Later, when you get home, you plug the camera into a computer to download the pictures. If you like, the process stops here, but if you subscribe to the company’s cloud storage service, things get more interesting. The pictures are fed through an image-processing algorithm that starts to sort out the events in your day. The images are clustered by their predominant colors, and then “we get a diagram of how varied the colors are over the day,” says Källström, whose 17-person company is based in Linköping, Sweden.
That processing turns your photos into “moments”—between 30 and 35 things that have happened during your day, displayed as stacks of photos in a smartphone app or on the Web. Hours spent in front of a computer add up to one moment, a quick coffee break to another. Each is represented by a single sharp, colorful frame—if possible, one with people in it. “It allows you, in the app, to see the good parts of your day with the boring parts hidden,” says Källström.
It’s this clever filtering system, Källström believes, that makes the Memoto more than just a camera. He calls it a “life logging” device that will help people remember what they’ve seen and experienced, or even keep a record for their descendants. “I’d like to be able to put in my will what parts of my life log are going to be available for people that come after me,” says Källström. “I’ve always been fascinated by ways to effortlessly document life.”
Källström, a 37-year-old software developer, came up with the Memoto concept in 2011 and began working on it full time the next year with partner Oskar Kalmaru and product designer Björn Wesén. Last fall, the team raised $550,189 from the public on the crowd-funding site Kickstarter, where they promised a camera to anyone who paid $279 up front.
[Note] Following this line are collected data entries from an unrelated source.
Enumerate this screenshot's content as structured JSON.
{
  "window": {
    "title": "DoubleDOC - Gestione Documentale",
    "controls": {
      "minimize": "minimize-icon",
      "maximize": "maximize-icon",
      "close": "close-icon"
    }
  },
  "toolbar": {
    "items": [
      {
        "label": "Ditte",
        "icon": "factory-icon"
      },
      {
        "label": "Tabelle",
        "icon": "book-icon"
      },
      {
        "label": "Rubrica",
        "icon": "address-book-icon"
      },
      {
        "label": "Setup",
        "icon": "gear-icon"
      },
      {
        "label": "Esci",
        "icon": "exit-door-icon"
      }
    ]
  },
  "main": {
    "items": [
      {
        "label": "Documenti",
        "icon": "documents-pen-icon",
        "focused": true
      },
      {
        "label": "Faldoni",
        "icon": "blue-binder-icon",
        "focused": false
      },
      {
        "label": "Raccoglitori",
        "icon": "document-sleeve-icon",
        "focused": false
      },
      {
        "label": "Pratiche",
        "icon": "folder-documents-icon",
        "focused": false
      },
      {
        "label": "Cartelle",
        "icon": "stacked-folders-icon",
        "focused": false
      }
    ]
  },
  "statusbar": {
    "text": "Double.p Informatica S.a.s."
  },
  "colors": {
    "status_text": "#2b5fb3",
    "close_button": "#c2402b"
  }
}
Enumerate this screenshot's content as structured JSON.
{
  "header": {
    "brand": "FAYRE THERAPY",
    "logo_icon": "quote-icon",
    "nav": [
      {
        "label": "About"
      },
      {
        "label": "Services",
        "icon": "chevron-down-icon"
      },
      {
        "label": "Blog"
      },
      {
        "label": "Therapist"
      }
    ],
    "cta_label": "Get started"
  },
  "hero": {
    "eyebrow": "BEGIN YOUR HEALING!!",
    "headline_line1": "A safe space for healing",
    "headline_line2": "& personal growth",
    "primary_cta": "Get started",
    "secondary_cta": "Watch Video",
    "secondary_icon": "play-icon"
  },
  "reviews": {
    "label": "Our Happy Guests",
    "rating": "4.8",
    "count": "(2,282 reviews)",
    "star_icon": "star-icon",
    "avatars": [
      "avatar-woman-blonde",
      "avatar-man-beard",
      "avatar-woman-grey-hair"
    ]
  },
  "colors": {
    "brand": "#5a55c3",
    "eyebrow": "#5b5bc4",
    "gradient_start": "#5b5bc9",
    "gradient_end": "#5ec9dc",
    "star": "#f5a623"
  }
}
That was far more than the $50,000 they had expected to raise. “We realized that we were going to have to build more cameras,” says Källström, with typical Swedish understatement. He says that despite some unexpected delays developing and producing the cameras, he expects the first 5,000 to arrive later this year from Taiwan, where they are being assembled.
Life logging is quickly becoming a significant business as consumers embrace wearable self-tracking devices such as Nike’s FuelBand, a bracelet that measures a person’s movements and estimates calories burned. Sharing photos on services like Instagram or Facebook can also be considered a kind of life logging. “It’s already mainstream,” Källström says.
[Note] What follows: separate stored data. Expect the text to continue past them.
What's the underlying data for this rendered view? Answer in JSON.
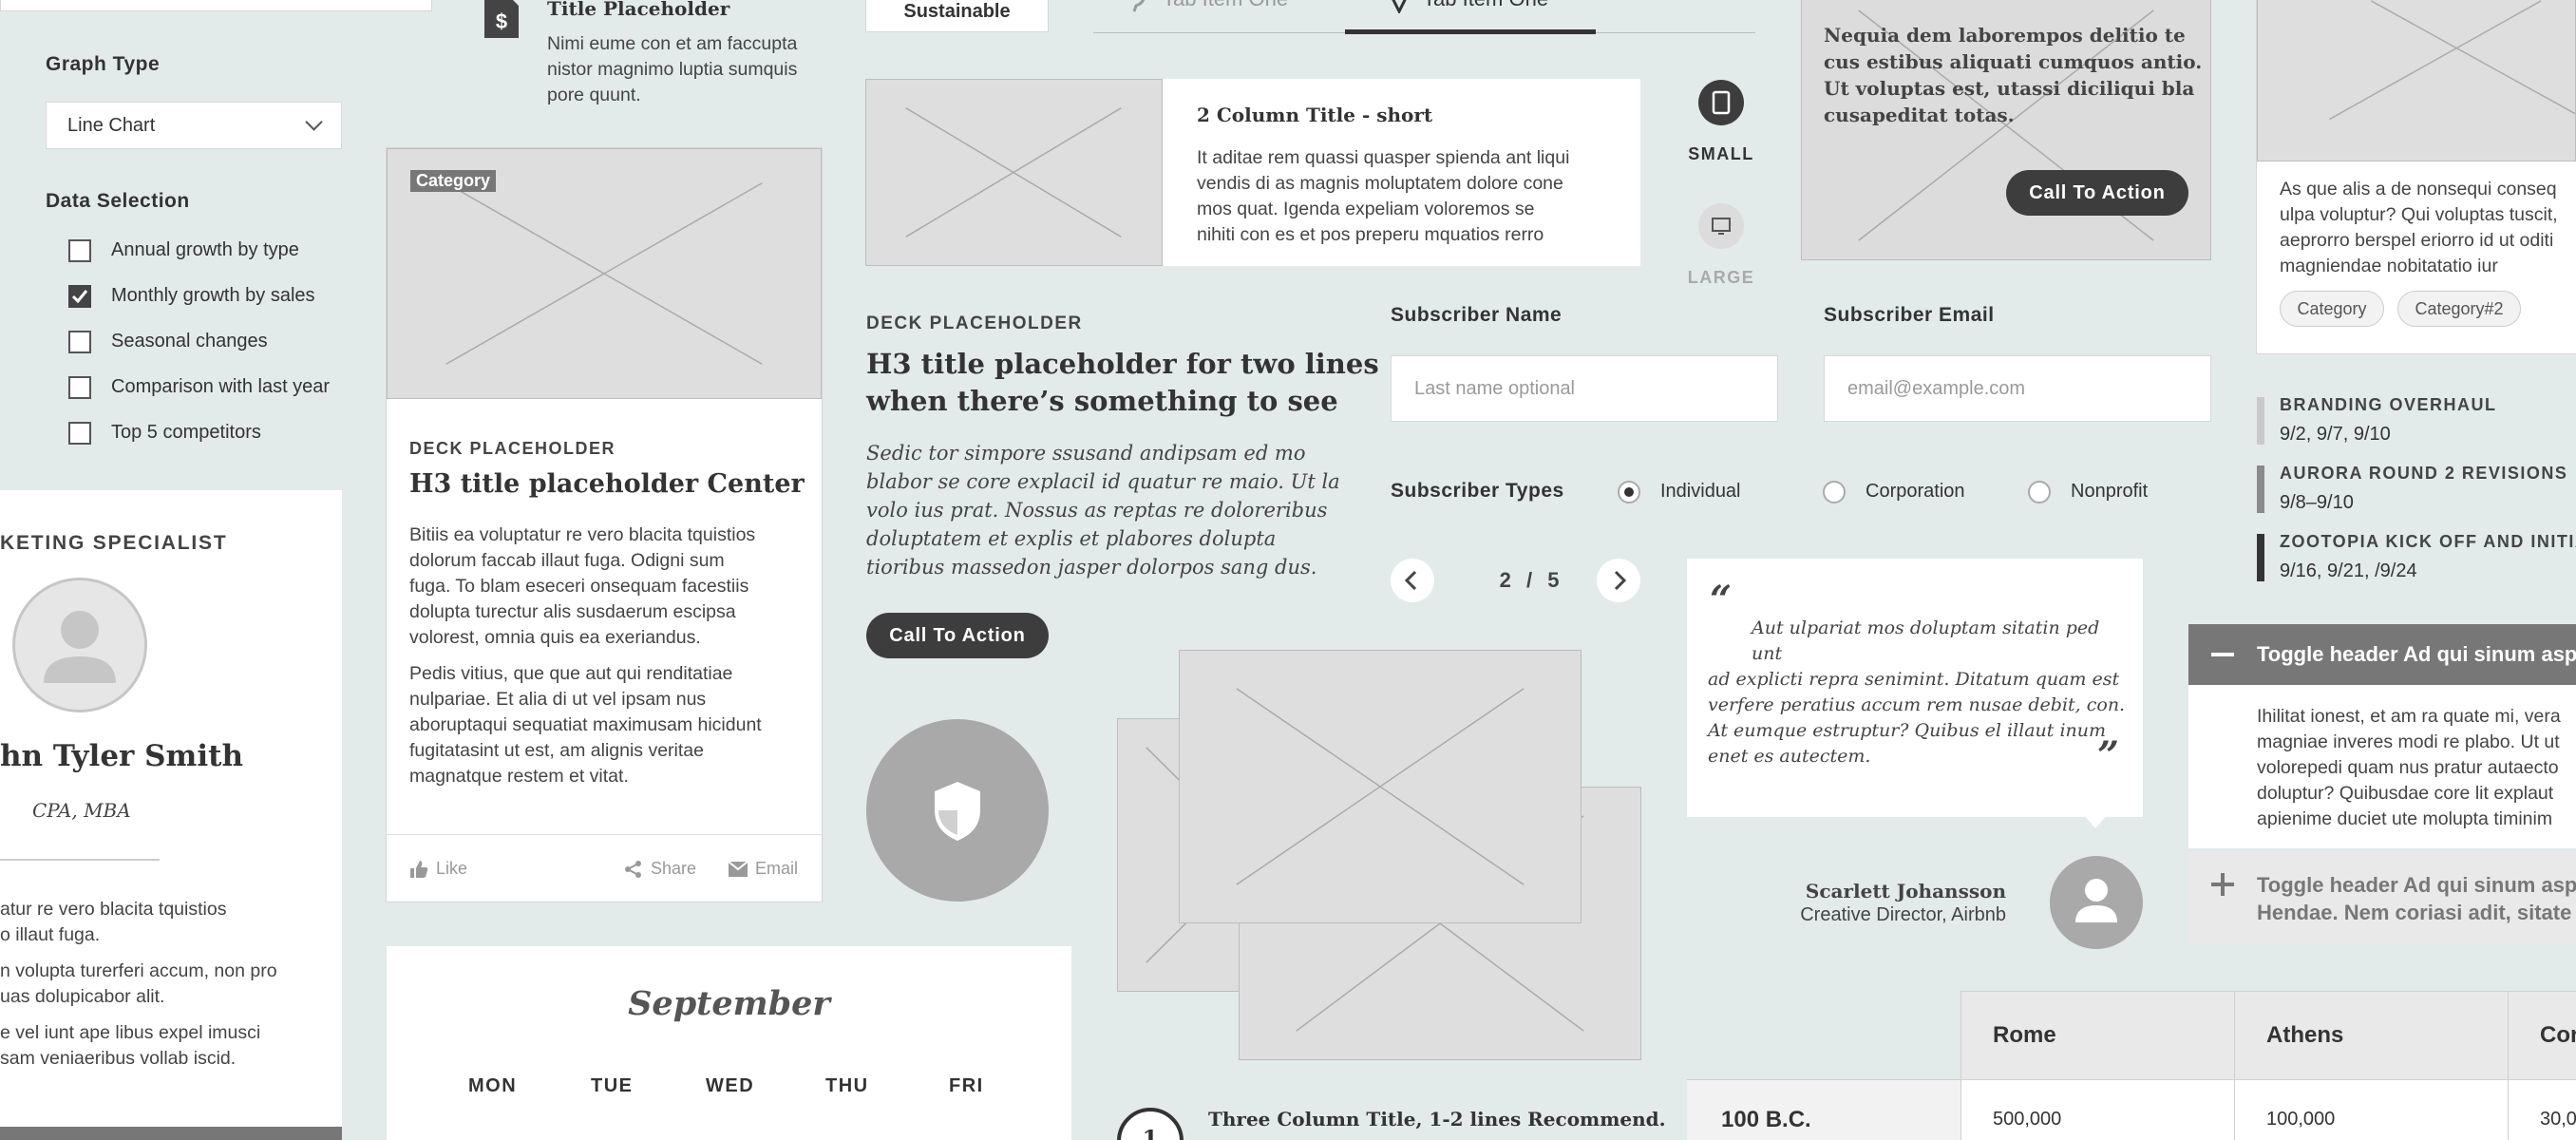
{
  "filters": {
    "graph_type_label": "Graph Type",
    "graph_type_value": "Line Chart",
    "data_selection_label": "Data Selection",
    "options": [
      {
        "label": "Annual growth by type",
        "checked": false
      },
      {
        "label": "Monthly growth by sales",
        "checked": true
      },
      {
        "label": "Seasonal changes",
        "checked": false
      },
      {
        "label": "Comparison with last year",
        "checked": false
      },
      {
        "label": "Top 5 competitors",
        "checked": false
      }
    ]
  },
  "profile": {
    "role": "KETING SPECIALIST",
    "name": "hn Tyler Smith",
    "credentials": "CPA, MBA",
    "p1a": "atur re vero blacita tquistios",
    "p1b": "o illaut fuga.",
    "p2a": "n volupta turerferi accum, non pro",
    "p2b": "uas dolupicabor alit.",
    "p3a": "e vel iunt ape libus expel imusci",
    "p3b": "sam veniaeribus vollab iscid."
  },
  "icon_item": {
    "title": "Title Placeholder",
    "text_lines": [
      "Nimi eume con et am faccupta",
      "nistor magnimo luptia sumquis",
      "pore quunt."
    ]
  },
  "card": {
    "category": "Category",
    "deck": "DECK PLACEHOLDER",
    "title": "H3 title placeholder Center",
    "p1_lines": [
      "Bitiis ea voluptatur re vero blacita tquistios",
      "dolorum faccab illaut fuga. Odigni sum",
      "fuga. To blam eseceri onsequam facestiis",
      "dolupta turectur alis susdaerum escipsa",
      "volorest, omnia quis ea exeriandus."
    ],
    "p2_lines": [
      "Pedis vitius, que que aut qui renditatiae",
      "nulpariae. Et alia di ut vel ipsam nus",
      "aboruptaqui sequatiat maximusam hicidunt",
      "fugitatasint ut est, am alignis veritae",
      "magnatque restem et vitat."
    ],
    "like": "Like",
    "share": "Share",
    "email": "Email"
  },
  "calendar": {
    "month": "September",
    "days": [
      "MON",
      "TUE",
      "WED",
      "THU",
      "FRI"
    ]
  },
  "tabs": {
    "sustainable": "Sustainable",
    "tab1": "Tab Item One",
    "tab2": "Tab Item One"
  },
  "two_col": {
    "title": "2 Column Title - short",
    "lines": [
      "It aditae rem quassi quasper spienda ant liqui",
      "vendis di as magnis moluptatem dolore cone",
      "mos quat. Igenda expeliam voloremos se",
      "nihiti con es et pos preperu mquatios rerro"
    ]
  },
  "deck_block": {
    "deck": "DECK PLACEHOLDER",
    "title_lines": [
      "H3 title placeholder for two lines",
      "when there’s something to see"
    ],
    "italic_lines": [
      "Sedic tor simpore ssusand andipsam ed mo",
      "blabor se core explacil id quatur re maio. Ut la",
      "volo ius prat. Nossus as reptas re doloreribus",
      "doluptatem et explis et plabores dolupta",
      "tioribus massedon jasper dolorpos sang dus."
    ],
    "cta": "Call To Action"
  },
  "devices": {
    "small": "SMALL",
    "large": "LARGE"
  },
  "subscribe": {
    "name_label": "Subscriber Name",
    "name_placeholder": "Last name optional",
    "email_label": "Subscriber Email",
    "email_placeholder": "email@example.com",
    "types_label": "Subscriber Types",
    "types": [
      {
        "label": "Individual",
        "selected": true
      },
      {
        "label": "Corporation",
        "selected": false
      },
      {
        "label": "Nonprofit",
        "selected": false
      }
    ]
  },
  "pager": {
    "current": "2",
    "sep": "/",
    "total": "5"
  },
  "quote": {
    "open": "“",
    "close": "”",
    "lines": [
      "Aut ulpariat mos doluptam sitatin ped unt",
      "ad explicti repra senimint. Ditatum quam est",
      "verfere peratius accum rem nusae debit, con.",
      "At eumque estruptur? Quibus el illaut inum",
      "enet es autectem."
    ],
    "author": "Scarlett Johansson",
    "author_role": "Creative Director, Airbnb"
  },
  "three_col": {
    "number": "1",
    "title": "Three Column Title, 1-2 lines Recommend."
  },
  "overlay": {
    "lines": [
      "Nequia dem laborempos delitio te",
      "cus estibus aliquati cumquos antio.",
      "Ut voluptas est, utassi diciliqui bla",
      "cusapeditat totas."
    ],
    "cta": "Call To Action"
  },
  "right_card": {
    "lines": [
      "As que alis a de nonsequi conseq",
      "ulpa voluptur? Qui voluptas tuscit,",
      "aeprorro berspel eriorro id ut oditi",
      "magniendae nobitatatio iur"
    ],
    "tags": [
      "Category",
      "Category#2"
    ]
  },
  "timeline": [
    {
      "title": "BRANDING OVERHAUL",
      "dates": "9/2, 9/7, 9/10",
      "color": "#c9c9c9"
    },
    {
      "title": "AURORA ROUND 2 REVISIONS",
      "dates": "9/8–9/10",
      "color": "#8a8a8a"
    },
    {
      "title": "ZOOTOPIA KICK OFF AND INITIAL",
      "dates": "9/16, 9/21, /9/24",
      "color": "#333333"
    }
  ],
  "accordion": {
    "open_title": "Toggle header Ad qui sinum asp",
    "open_lines": [
      "Ihilitat ionest, et am ra quate mi, vera",
      "magniae inveres modi re plabo. Ut ut",
      "volorepedi quam nus pratur autaecto",
      "doluptur? Quibusdae core lit explaut",
      "apienime duciet ute molupta timinim"
    ],
    "closed_line1": "Toggle header Ad qui sinum asp",
    "closed_line2": "Hendae. Nem coriasi adit, sitate"
  },
  "table": {
    "headers": [
      "Rome",
      "Athens",
      "Cor"
    ],
    "row_label": "100 B.C.",
    "row": [
      "500,000",
      "100,000",
      "30,0"
    ]
  }
}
Many large technology companies are considering how to use wearable devices to collect even more personal data. Google, for instance, is now testing a head-mounted computer that can shoot video (see “Google Wants to Install a Computer on Your Face”).
Recording devices that take photos, like Memoto, are going to challenge social norms and raise new privacy questions. When does recording your own life intrude on someone else’s? Stephen Wolfram, creator of the software Mathematica, has been testing an early Memoto prototype since March and says, “It’s still a little bit socially weird.” He adds, “I’m not completely sure what to do with the data, and it does generate a lot of data.”
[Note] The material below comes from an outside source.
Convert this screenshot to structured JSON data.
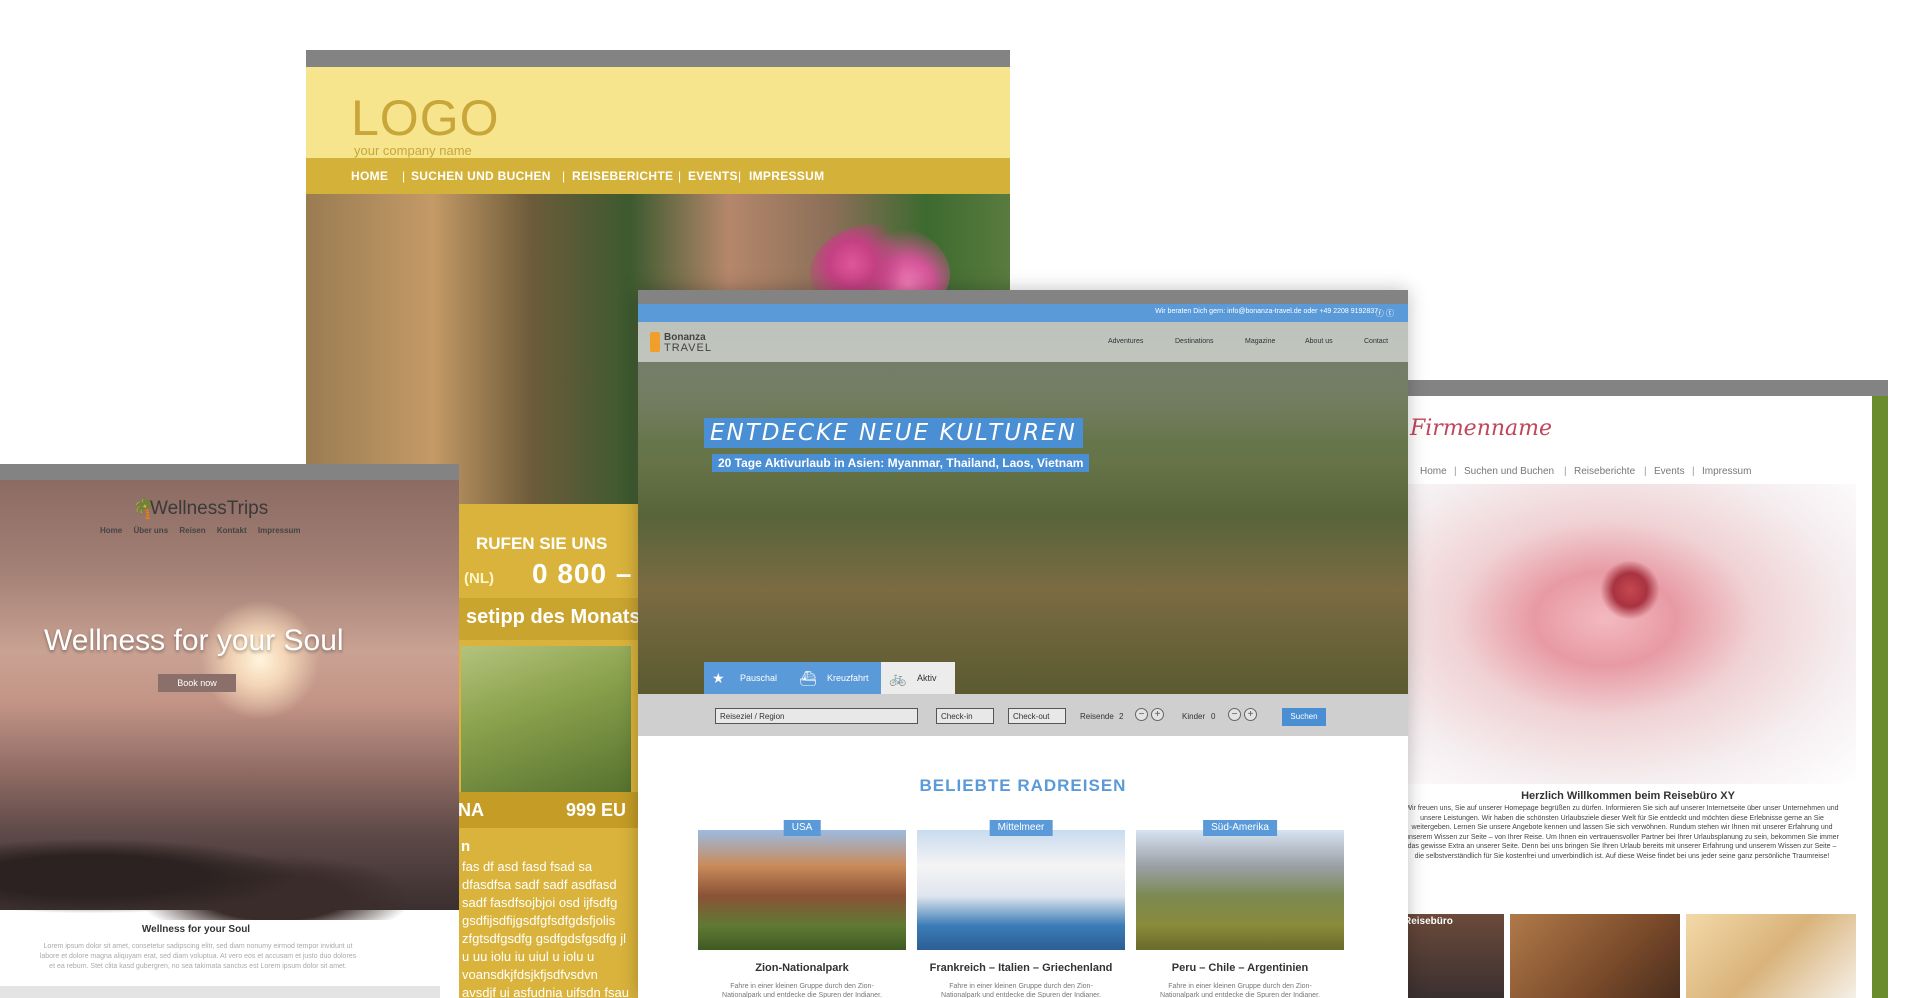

During a 16-hour day, the camera could snap 2,000 photos and generate about two gigabytes worth of files (the device’s flash memory has room for eight gigabytes). Wolfram says that while flipping back through the pictures, he’s been able to read name tags of people at conferences whose names he’d forgotten. “I can see all kinds of stuff I didn’t notice when I was actually there,” he says.
Memoto is designed to automatically stop taking pictures if it’s taken off and placed on a flat surface, or put in a dark place like a pocket. Källström admits there are certain times when it’s probably best to leave it at home. “Technology forces us to make new kinds of ethical judgments,” he says.
The company’s business model is to sell the devices and charge about $8 per month for online storage of people’s photos. “It’s a lot like a mirror in your bathroom, perhaps,” he says. “You look into it in the morning, and you know a little bit more about yourself.”